Cabeza opositora

Por: Alberto Aranguibel B.

Quizás el rasgo más repugnante de la arrogancia no sea la estupidez, sino la sordera. Porque la estupidez es manejable, pudiendo llegar a ser simpática y hasta candorosa. Pero la sordera, aquella que no es producto de ningún impedimento físico sino de la soberbia, es odiosa y puede terminar siendo incluso catastrófica.

El arrogante, intolerante como es, no necesita escuchar a nadie para arribar a conclusiones de ninguna especie. Su mayor placer es irradiar con cada gesto la luminosidad y el brillo intelectual que le permitan aparentar sabiduría y suficiencia en el control de los asuntos más diversos del conocimiento y del mundo.

No le gusta aprender en cabeza ajena, como reza el dicho popular, porque le extasía el logro del descubrimiento propio cuando de una mente superior como la suya se trata. Si el que llega a una conclusión certera (cualquiera que ella sea) es alguien socialmente insignificante, entonces quiere decir que la idea era insulsa y menospreciable. No era una idea importante.

Por eso es usual ver en los escenarios en los que proliferan la arrogancia y la petulancia como rasgos definitorios de la personalidad (por lo general en las clases nuevas ricas de la sociedad, que en México se conocen como “igualados”) el fenómeno de la celebración del descubrimiento del agua tibia.

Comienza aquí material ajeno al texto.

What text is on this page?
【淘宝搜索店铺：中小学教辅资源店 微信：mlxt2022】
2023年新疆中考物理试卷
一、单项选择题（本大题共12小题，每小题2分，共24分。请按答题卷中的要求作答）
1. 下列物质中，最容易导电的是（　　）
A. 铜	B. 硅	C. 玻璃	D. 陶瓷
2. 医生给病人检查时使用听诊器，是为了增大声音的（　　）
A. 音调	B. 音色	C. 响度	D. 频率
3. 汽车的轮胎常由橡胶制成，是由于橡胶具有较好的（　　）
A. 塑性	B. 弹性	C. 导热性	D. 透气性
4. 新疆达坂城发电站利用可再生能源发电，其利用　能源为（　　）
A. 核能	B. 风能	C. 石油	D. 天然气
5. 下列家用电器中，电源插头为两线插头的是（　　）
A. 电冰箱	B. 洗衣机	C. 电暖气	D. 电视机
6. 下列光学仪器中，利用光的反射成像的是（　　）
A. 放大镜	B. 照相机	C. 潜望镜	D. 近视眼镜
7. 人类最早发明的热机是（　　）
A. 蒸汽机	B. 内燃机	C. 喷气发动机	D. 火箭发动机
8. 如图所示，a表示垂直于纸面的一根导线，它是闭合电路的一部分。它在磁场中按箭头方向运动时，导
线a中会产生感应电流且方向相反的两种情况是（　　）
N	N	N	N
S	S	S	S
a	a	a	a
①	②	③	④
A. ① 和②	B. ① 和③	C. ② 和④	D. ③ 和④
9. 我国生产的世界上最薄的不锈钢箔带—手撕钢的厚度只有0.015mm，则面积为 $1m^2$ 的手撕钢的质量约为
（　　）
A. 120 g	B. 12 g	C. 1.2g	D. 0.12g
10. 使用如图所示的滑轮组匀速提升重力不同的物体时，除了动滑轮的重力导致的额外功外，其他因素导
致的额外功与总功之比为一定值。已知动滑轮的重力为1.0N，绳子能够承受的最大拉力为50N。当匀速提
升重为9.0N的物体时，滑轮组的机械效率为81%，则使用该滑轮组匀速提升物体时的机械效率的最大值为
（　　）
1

Exclamaciones como: “¡Increíble!”, “¡Fabuloso!”, “¡Sorprendente!”, son las más usadas en esos escenarios para referirse a cosas que de repente son “descubiertas” por los arrogantes, aún cuando las mismas ya sean harto conocidas por el común de la gente. Todas esas fueron las exclamaciones de Colón al llegar a un mundo que desde hacía milenios nuestros pobladores originarios conocían, pero que sorprendía a los conquistadores como si fuera nuevo. Por eso a los europeos no les importó nunca llamarse “viejo mundo”… el “nuevo” lo habían descubierto ellos.

Así es la cabeza opositora. No les gusta escuchar a nadie cuando se les advierte hasta la saciedad que quienes se autoerigen en sus líderes son siempre unos estafadores, mercachifles de la política sin ningún interés por el país sino por ellos mismos.

Los desechan  con el mayor desprecio y los convierten en detritus de la historia, como ya han convertido a Guaidó (y como convirtieron a todos los que a él le precedieron), solamente cuando “descubren” por ellos mismos que todo cuanto se les decía acerca de su ineptitud y de su incompetencia para gobernar era cierto.

Solo que, por arrogantes, jamás aceptan que ya bastante se les había dicho.